After finding a list of Baric’s articles on his online CV, Kati had to decide which were eligible to post to the repository. “Eligible” articles, Gilliland explained, are those authored by Carolina faculty after the University’s Open Access Policy went into effect in 2016 and any previous articles no longer exclusive to the original publisher.

Kati also contacted Baric by email with her plans. “He replied right away and was very positive,” Kati said. Right away, she found 63 eligible articles by Baric, 30 of them related to coronavirus. All of them, and more, are now available online.

Kati expanded her search to include articles by other epidemiologists at Carolina, including Gillings School of Global Public Health faculty members Lisa Gralinski, Rachel Graham and Timothy Sheahan. A new compilation of COVID-19 researchers recently released by the School of Medicine is Kati’s next to-do list.

DOWNLOADS IN JEOPARDY

Nearly a year ago, the repository’s online platform was upgraded just in time for its biggest spike in usage. This time the cause wasn’t a pandemic but a game show. The day before the switch to the new software, the popular game show Jeopardy aired the episode in which School of Information and Library Science graduate Emma Boettcher (MSIS ’16) defeated a contestant with a 32-game winning streak.
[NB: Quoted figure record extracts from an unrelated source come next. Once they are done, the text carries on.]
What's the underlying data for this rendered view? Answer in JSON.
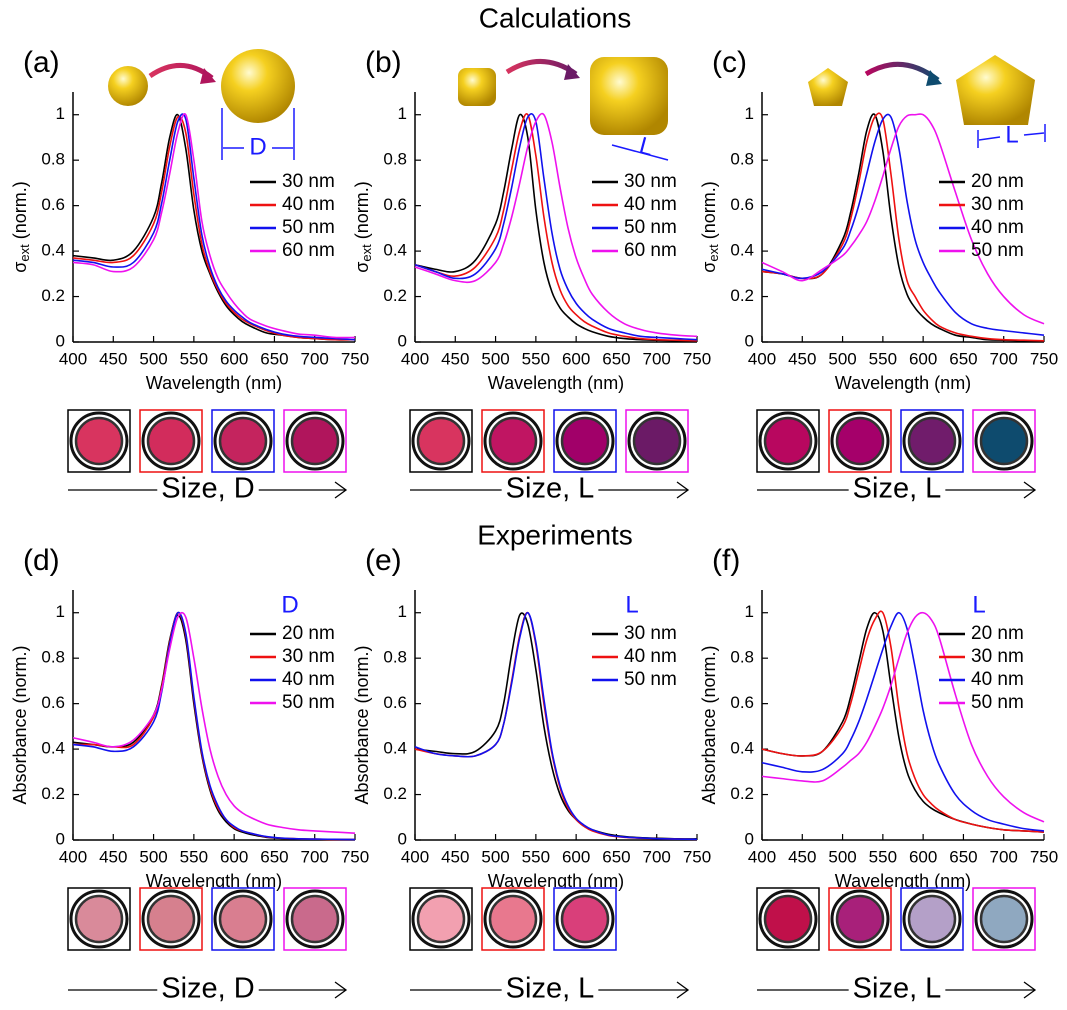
{
  "sections": {
    "calculations": "Calculations",
    "experiments": "Experiments"
  },
  "chart_data": [
    {
      "type": "line",
      "panel": "(a)",
      "dimension_label": "D",
      "caption": "Size, D",
      "xlabel": "Wavelength (nm)",
      "ylabel": {
        "symbol": "σ",
        "subscript": "ext",
        "unit": "(norm.)"
      },
      "xlim": [
        400,
        750
      ],
      "xticks": [
        400,
        450,
        500,
        550,
        600,
        650,
        700,
        750
      ],
      "ylim": [
        0,
        1.1
      ],
      "yticks": [
        0,
        0.2,
        0.4,
        0.6,
        0.8,
        1
      ],
      "x": [
        400,
        425,
        450,
        475,
        500,
        510,
        520,
        530,
        540,
        550,
        560,
        570,
        580,
        590,
        600,
        610,
        620,
        640,
        660,
        680,
        700,
        725,
        750
      ],
      "series": [
        {
          "name": "30 nm",
          "color": "#000000",
          "values": [
            0.38,
            0.37,
            0.36,
            0.4,
            0.55,
            0.7,
            0.9,
            1.0,
            0.85,
            0.58,
            0.4,
            0.3,
            0.22,
            0.16,
            0.12,
            0.09,
            0.07,
            0.04,
            0.03,
            0.02,
            0.015,
            0.01,
            0.01
          ]
        },
        {
          "name": "40 nm",
          "color": "#ee1111",
          "values": [
            0.37,
            0.36,
            0.35,
            0.38,
            0.52,
            0.66,
            0.86,
            0.99,
            0.92,
            0.65,
            0.43,
            0.31,
            0.23,
            0.17,
            0.13,
            0.1,
            0.08,
            0.05,
            0.03,
            0.02,
            0.015,
            0.01,
            0.01
          ]
        },
        {
          "name": "50 nm",
          "color": "#1111ee",
          "values": [
            0.36,
            0.35,
            0.33,
            0.35,
            0.48,
            0.61,
            0.8,
            0.97,
            0.98,
            0.72,
            0.47,
            0.33,
            0.24,
            0.18,
            0.14,
            0.11,
            0.085,
            0.055,
            0.035,
            0.025,
            0.02,
            0.015,
            0.01
          ]
        },
        {
          "name": "60 nm",
          "color": "#ee11ee",
          "values": [
            0.35,
            0.34,
            0.31,
            0.33,
            0.45,
            0.57,
            0.74,
            0.92,
            1.0,
            0.8,
            0.53,
            0.38,
            0.28,
            0.22,
            0.17,
            0.13,
            0.1,
            0.07,
            0.05,
            0.035,
            0.03,
            0.02,
            0.02
          ]
        }
      ],
      "swatch_colors": [
        "#d8345f",
        "#d22c5c",
        "#c4245e",
        "#b0155c"
      ]
    },
    {
      "type": "line",
      "panel": "(b)",
      "dimension_label": "L",
      "caption": "Size, L",
      "xlabel": "Wavelength (nm)",
      "ylabel": {
        "symbol": "σ",
        "subscript": "ext",
        "unit": "(norm.)"
      },
      "xlim": [
        400,
        750
      ],
      "xticks": [
        400,
        450,
        500,
        550,
        600,
        650,
        700,
        750
      ],
      "ylim": [
        0,
        1.1
      ],
      "yticks": [
        0,
        0.2,
        0.4,
        0.6,
        0.8,
        1
      ],
      "x": [
        400,
        425,
        450,
        475,
        500,
        510,
        520,
        530,
        540,
        550,
        560,
        570,
        580,
        590,
        600,
        610,
        620,
        640,
        660,
        680,
        700,
        725,
        750
      ],
      "series": [
        {
          "name": "30 nm",
          "color": "#000000",
          "values": [
            0.34,
            0.32,
            0.31,
            0.36,
            0.52,
            0.66,
            0.85,
            1.0,
            0.9,
            0.58,
            0.35,
            0.22,
            0.15,
            0.11,
            0.08,
            0.06,
            0.045,
            0.025,
            0.015,
            0.01,
            0.008,
            0.005,
            0.005
          ]
        },
        {
          "name": "40 nm",
          "color": "#ee1111",
          "values": [
            0.34,
            0.31,
            0.29,
            0.33,
            0.46,
            0.58,
            0.76,
            0.93,
            1.0,
            0.82,
            0.55,
            0.35,
            0.23,
            0.16,
            0.12,
            0.09,
            0.07,
            0.04,
            0.025,
            0.015,
            0.01,
            0.008,
            0.005
          ]
        },
        {
          "name": "50 nm",
          "color": "#1111ee",
          "values": [
            0.34,
            0.31,
            0.28,
            0.3,
            0.41,
            0.52,
            0.68,
            0.86,
            0.99,
            0.97,
            0.72,
            0.48,
            0.32,
            0.23,
            0.17,
            0.13,
            0.1,
            0.06,
            0.04,
            0.025,
            0.02,
            0.015,
            0.01
          ]
        },
        {
          "name": "60 nm",
          "color": "#ee11ee",
          "values": [
            0.33,
            0.3,
            0.27,
            0.27,
            0.35,
            0.43,
            0.55,
            0.7,
            0.86,
            0.97,
            1.0,
            0.88,
            0.68,
            0.5,
            0.37,
            0.28,
            0.21,
            0.13,
            0.08,
            0.055,
            0.04,
            0.03,
            0.025
          ]
        }
      ],
      "swatch_colors": [
        "#d8345f",
        "#c01562",
        "#a10069",
        "#6b1a66"
      ]
    },
    {
      "type": "line",
      "panel": "(c)",
      "dimension_label": "L",
      "caption": "Size, L",
      "xlabel": "Wavelength (nm)",
      "ylabel": {
        "symbol": "σ",
        "subscript": "ext",
        "unit": "(norm.)"
      },
      "xlim": [
        400,
        750
      ],
      "xticks": [
        400,
        450,
        500,
        550,
        600,
        650,
        700,
        750
      ],
      "ylim": [
        0,
        1.1
      ],
      "yticks": [
        0,
        0.2,
        0.4,
        0.6,
        0.8,
        1
      ],
      "x": [
        400,
        425,
        450,
        475,
        500,
        510,
        520,
        530,
        540,
        550,
        560,
        570,
        580,
        590,
        600,
        610,
        620,
        640,
        660,
        680,
        700,
        725,
        750
      ],
      "series": [
        {
          "name": "20 nm",
          "color": "#000000",
          "values": [
            0.31,
            0.3,
            0.28,
            0.3,
            0.45,
            0.57,
            0.74,
            0.93,
            1.0,
            0.84,
            0.55,
            0.33,
            0.21,
            0.15,
            0.11,
            0.08,
            0.06,
            0.03,
            0.02,
            0.01,
            0.008,
            0.005,
            0.005
          ]
        },
        {
          "name": "30 nm",
          "color": "#ee1111",
          "values": [
            0.31,
            0.3,
            0.28,
            0.3,
            0.43,
            0.54,
            0.7,
            0.88,
            0.99,
            0.98,
            0.74,
            0.45,
            0.27,
            0.2,
            0.14,
            0.1,
            0.07,
            0.04,
            0.025,
            0.015,
            0.01,
            0.008,
            0.005
          ]
        },
        {
          "name": "40 nm",
          "color": "#1111ee",
          "values": [
            0.32,
            0.3,
            0.28,
            0.31,
            0.41,
            0.49,
            0.6,
            0.74,
            0.88,
            0.98,
            0.99,
            0.85,
            0.62,
            0.45,
            0.35,
            0.28,
            0.22,
            0.13,
            0.08,
            0.06,
            0.05,
            0.04,
            0.03
          ]
        },
        {
          "name": "50 nm",
          "color": "#ee11ee",
          "values": [
            0.35,
            0.31,
            0.27,
            0.32,
            0.38,
            0.42,
            0.47,
            0.53,
            0.62,
            0.73,
            0.85,
            0.95,
            0.995,
            1.0,
            1.0,
            0.96,
            0.88,
            0.66,
            0.45,
            0.3,
            0.2,
            0.12,
            0.08
          ]
        }
      ],
      "swatch_colors": [
        "#b8075f",
        "#a5006a",
        "#701c6b",
        "#0e4b6e"
      ]
    },
    {
      "type": "line",
      "panel": "(d)",
      "legend_title": "D",
      "caption": "Size, D",
      "xlabel": "Wavelength (nm)",
      "ylabel": "Absorbance (norm.)",
      "xlim": [
        400,
        750
      ],
      "xticks": [
        400,
        450,
        500,
        550,
        600,
        650,
        700,
        750
      ],
      "ylim": [
        0,
        1.1
      ],
      "yticks": [
        0,
        0.2,
        0.4,
        0.6,
        0.8,
        1
      ],
      "x": [
        400,
        425,
        450,
        475,
        500,
        510,
        520,
        530,
        540,
        550,
        560,
        570,
        580,
        590,
        600,
        610,
        620,
        640,
        660,
        680,
        700,
        725,
        750
      ],
      "series": [
        {
          "name": "20 nm",
          "color": "#000000",
          "values": [
            0.43,
            0.42,
            0.41,
            0.43,
            0.55,
            0.68,
            0.88,
            0.99,
            0.88,
            0.6,
            0.37,
            0.22,
            0.13,
            0.08,
            0.05,
            0.035,
            0.025,
            0.012,
            0.007,
            0.005,
            0.003,
            0.002,
            0.002
          ]
        },
        {
          "name": "30 nm",
          "color": "#ee1111",
          "values": [
            0.42,
            0.42,
            0.41,
            0.42,
            0.54,
            0.67,
            0.87,
            1.0,
            0.9,
            0.62,
            0.38,
            0.23,
            0.14,
            0.09,
            0.055,
            0.04,
            0.03,
            0.014,
            0.008,
            0.005,
            0.004,
            0.002,
            0.002
          ]
        },
        {
          "name": "40 nm",
          "color": "#1111ee",
          "values": [
            0.42,
            0.41,
            0.39,
            0.41,
            0.52,
            0.65,
            0.86,
            1.0,
            0.91,
            0.63,
            0.39,
            0.24,
            0.15,
            0.09,
            0.06,
            0.04,
            0.03,
            0.015,
            0.008,
            0.005,
            0.004,
            0.003,
            0.002
          ]
        },
        {
          "name": "50 nm",
          "color": "#ee11ee",
          "values": [
            0.45,
            0.43,
            0.41,
            0.44,
            0.55,
            0.66,
            0.84,
            0.98,
            0.98,
            0.8,
            0.58,
            0.4,
            0.28,
            0.2,
            0.15,
            0.12,
            0.1,
            0.07,
            0.055,
            0.045,
            0.04,
            0.035,
            0.03
          ]
        }
      ],
      "swatch_colors": [
        "#d98a9a",
        "#d6808e",
        "#d97e90",
        "#c96a8c"
      ]
    },
    {
      "type": "line",
      "panel": "(e)",
      "legend_title": "L",
      "caption": "Size, L",
      "xlabel": "Wavelength (nm)",
      "ylabel": "Absorbance (norm.)",
      "xlim": [
        400,
        750
      ],
      "xticks": [
        400,
        450,
        500,
        550,
        600,
        650,
        700,
        750
      ],
      "ylim": [
        0,
        1.1
      ],
      "yticks": [
        0,
        0.2,
        0.4,
        0.6,
        0.8,
        1
      ],
      "x": [
        400,
        425,
        450,
        475,
        500,
        510,
        520,
        530,
        540,
        550,
        560,
        570,
        580,
        590,
        600,
        610,
        620,
        640,
        660,
        680,
        700,
        725,
        750
      ],
      "series": [
        {
          "name": "30 nm",
          "color": "#000000",
          "values": [
            0.4,
            0.39,
            0.38,
            0.39,
            0.48,
            0.6,
            0.82,
            0.99,
            0.95,
            0.75,
            0.5,
            0.32,
            0.2,
            0.13,
            0.09,
            0.06,
            0.045,
            0.025,
            0.015,
            0.01,
            0.008,
            0.005,
            0.005
          ]
        },
        {
          "name": "40 nm",
          "color": "#ee1111",
          "values": [
            0.4,
            0.38,
            0.37,
            0.37,
            0.42,
            0.51,
            0.7,
            0.9,
            1.0,
            0.86,
            0.6,
            0.38,
            0.23,
            0.14,
            0.09,
            0.06,
            0.04,
            0.02,
            0.012,
            0.008,
            0.006,
            0.004,
            0.003
          ]
        },
        {
          "name": "50 nm",
          "color": "#1111ee",
          "values": [
            0.41,
            0.38,
            0.37,
            0.37,
            0.42,
            0.51,
            0.69,
            0.89,
            1.0,
            0.87,
            0.62,
            0.39,
            0.24,
            0.15,
            0.095,
            0.065,
            0.045,
            0.022,
            0.013,
            0.009,
            0.006,
            0.004,
            0.003
          ]
        }
      ],
      "swatch_colors": [
        "#f2a0b0",
        "#e8788e",
        "#d93f7a"
      ]
    },
    {
      "type": "line",
      "panel": "(f)",
      "legend_title": "L",
      "caption": "Size, L",
      "xlabel": "Wavelength (nm)",
      "ylabel": "Absorbance (norm.)",
      "xlim": [
        400,
        750
      ],
      "xticks": [
        400,
        450,
        500,
        550,
        600,
        650,
        700,
        750
      ],
      "ylim": [
        0,
        1.1
      ],
      "yticks": [
        0,
        0.2,
        0.4,
        0.6,
        0.8,
        1
      ],
      "x": [
        400,
        425,
        450,
        475,
        500,
        510,
        520,
        530,
        540,
        550,
        560,
        570,
        580,
        590,
        600,
        610,
        620,
        640,
        660,
        680,
        700,
        725,
        750
      ],
      "series": [
        {
          "name": "20 nm",
          "color": "#000000",
          "values": [
            0.4,
            0.38,
            0.37,
            0.39,
            0.52,
            0.63,
            0.78,
            0.93,
            1.0,
            0.92,
            0.68,
            0.45,
            0.3,
            0.22,
            0.17,
            0.14,
            0.12,
            0.09,
            0.07,
            0.055,
            0.045,
            0.04,
            0.035
          ]
        },
        {
          "name": "30 nm",
          "color": "#ee1111",
          "values": [
            0.4,
            0.38,
            0.37,
            0.39,
            0.5,
            0.6,
            0.74,
            0.88,
            0.97,
            1.0,
            0.85,
            0.58,
            0.38,
            0.27,
            0.2,
            0.16,
            0.13,
            0.09,
            0.07,
            0.055,
            0.045,
            0.04,
            0.035
          ]
        },
        {
          "name": "40 nm",
          "color": "#1111ee",
          "values": [
            0.34,
            0.32,
            0.3,
            0.31,
            0.38,
            0.44,
            0.52,
            0.62,
            0.73,
            0.84,
            0.94,
            1.0,
            0.93,
            0.76,
            0.57,
            0.43,
            0.33,
            0.2,
            0.13,
            0.09,
            0.07,
            0.05,
            0.04
          ]
        },
        {
          "name": "50 nm",
          "color": "#ee11ee",
          "values": [
            0.28,
            0.27,
            0.26,
            0.26,
            0.32,
            0.35,
            0.38,
            0.43,
            0.5,
            0.58,
            0.68,
            0.8,
            0.91,
            0.98,
            1.0,
            0.97,
            0.89,
            0.64,
            0.42,
            0.28,
            0.19,
            0.12,
            0.08
          ]
        }
      ],
      "swatch_colors": [
        "#c0104a",
        "#a8207a",
        "#b4a0c8",
        "#8fa8c0"
      ]
    }
  ]
}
Why the sudden interest in — and thousands of downloads from — the Carolina Digital Repository? As longtime Jeopardy host Alex Trebek might say, “The answer is Predicting the Difficulty of Trivia Questions Using Text Features.”

And the question is “What was the title of Boettcher’s 2016 master’s thesis analyzing nearly 22,000 different Jeopardy clues?”

A reliable source

Last year, the University Libraries launched the Sustainable Scholarship initiative to call attention to the problem of valuable research locked behind the increasingly expensive paywalls of online journals. Faculty members voted “to work with the University Libraries to support open access, affordability and transparency in scholarly publishing.”

As part of the initiative, the University did not renew a contract with academic publishing giant Elsevier, whose most recent one-year package offer was $2.6 million for nearly 2,000 journals. The much smaller list of Elsevier publications, released by University Libraries on April 8, was based on the results of a campus survey about researchers’ use of Elsevier titles, data about actual use, costs and other factors.

Sometimes, like during the current pandemic, these subscription journals will lower their paywall, temporarily, Gilliland said.

“A lot of publishers right now are making this research available,” Gilliland said. “But ours will still be in force beyond the current crisis. We’ll be able to keep that research open.”

Usually the repository’s staff identifies and uploads the content of highly cited and influential authors in a broad range of topics, not just coronavirus.

They also rely on faculty authors to deposit their articles as they publish, something they can do on the Carolina Digital Repository website. The article is available immediately online, but Kati and her team must do the back-end work to make sure it is searchable and properly displayed and categorized.

“Faculty are supportive of the repository in the abstract, but it’s not their highest priority,” Gilliland said.

Gilliland said the library would “need an army of people or software or both” to ensure that all the material produced by Carolina scholars gets uploaded to the repository.

Meanwhile, Kati and a research assistant soldier on, remotely, to keep access to Carolina research open to all.